Cirebon, Jawa Barat [DESA MERDEKA] – Di tengah tren pemangkasan dana desa secara nasional, Desa Waledkota di Kabupaten Cirebon justru memilih untuk “berlari” lebih kencang. Lewat Badan Usaha Milik Desa (BUMDes) Dewata Prima, desa ini mencanangkan target ambisius: menyumbang Pendapatan Asli Desa (PADes) sebesar Rp100 juta pada tahun 2026. Angka ini merupakan lonjakan drastis dibandingkan dua tahun terakhir yang stabil di angka Rp30 juta per tahun.
Kuwu Desa Waledkota, H. Affiat, menegaskan bahwa optimisme ini bukan sekadar angka di atas kertas. Saat melakukan monitoring unit usaha pada Jumat (20/2/2026), ia menekankan bahwa fondasi utama keberhasilan mereka adalah tertib administrasi dan transparansi yang ketat.
“Selama diawali niat baik dan berjalan sesuai mekanisme aturan, hasilnya pasti baik. Kami mengedepankan kepentingan umum di atas segalanya,” ujar Affiat yang juga menjabat sebagai Ketua FKKC Kecamatan Waled.

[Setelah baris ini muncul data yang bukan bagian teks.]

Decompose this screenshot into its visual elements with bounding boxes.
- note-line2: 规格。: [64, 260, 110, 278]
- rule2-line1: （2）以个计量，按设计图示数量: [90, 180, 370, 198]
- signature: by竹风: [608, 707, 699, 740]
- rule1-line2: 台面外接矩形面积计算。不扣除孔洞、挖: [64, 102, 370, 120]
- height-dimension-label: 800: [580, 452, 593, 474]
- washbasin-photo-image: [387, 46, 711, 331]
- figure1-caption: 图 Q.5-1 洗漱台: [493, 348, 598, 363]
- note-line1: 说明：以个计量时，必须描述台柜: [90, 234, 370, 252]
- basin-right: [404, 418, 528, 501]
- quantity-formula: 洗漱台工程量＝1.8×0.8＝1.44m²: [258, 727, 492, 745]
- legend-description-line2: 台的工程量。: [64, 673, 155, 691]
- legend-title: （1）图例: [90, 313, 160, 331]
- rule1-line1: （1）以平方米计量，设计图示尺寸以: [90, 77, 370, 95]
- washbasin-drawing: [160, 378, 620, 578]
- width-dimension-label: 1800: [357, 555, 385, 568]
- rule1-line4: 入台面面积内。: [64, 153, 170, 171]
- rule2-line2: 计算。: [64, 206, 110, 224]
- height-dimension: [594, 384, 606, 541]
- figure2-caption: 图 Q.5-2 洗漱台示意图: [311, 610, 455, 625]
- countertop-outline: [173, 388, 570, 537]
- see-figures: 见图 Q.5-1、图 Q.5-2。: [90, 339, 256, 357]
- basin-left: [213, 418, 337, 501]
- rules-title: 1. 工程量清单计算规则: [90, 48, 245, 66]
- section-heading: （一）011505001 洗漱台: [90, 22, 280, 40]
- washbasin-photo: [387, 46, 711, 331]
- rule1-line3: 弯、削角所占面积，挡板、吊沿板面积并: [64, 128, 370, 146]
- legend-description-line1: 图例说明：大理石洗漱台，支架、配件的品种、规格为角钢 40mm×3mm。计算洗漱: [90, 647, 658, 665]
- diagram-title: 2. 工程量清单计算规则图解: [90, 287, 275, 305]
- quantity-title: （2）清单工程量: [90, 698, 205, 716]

Digitalisasi dan Diversifikasi Usaha
Kunci dari lompatan pendapatan ini terletak pada adaptasi teknologi dan jeli melihat peluang pasar. Direktur BUMDes Dewata Prima, Linda Meiliana, mengungkapkan bahwa pihaknya telah memetakan unit usaha yang relevan dengan kebutuhan zaman. Saat ini, BUMDes sukses mengelola layanan internet desa, layanan laku pandai (pembayaran elektronik), hingga menjadi inkubator bagi UMKM lokal.
Keberanian melakukan diversifikasi usaha ini merupakan respon cerdas terhadap kondisi keuangan daerah yang dinamis. “Kami harus mampu menggali sumber pendapatan mandiri. Transparansi dan laporan pertanggungjawaban yang akuntabel menjadi pijakan kami untuk terus berekspansi,” jelas Linda.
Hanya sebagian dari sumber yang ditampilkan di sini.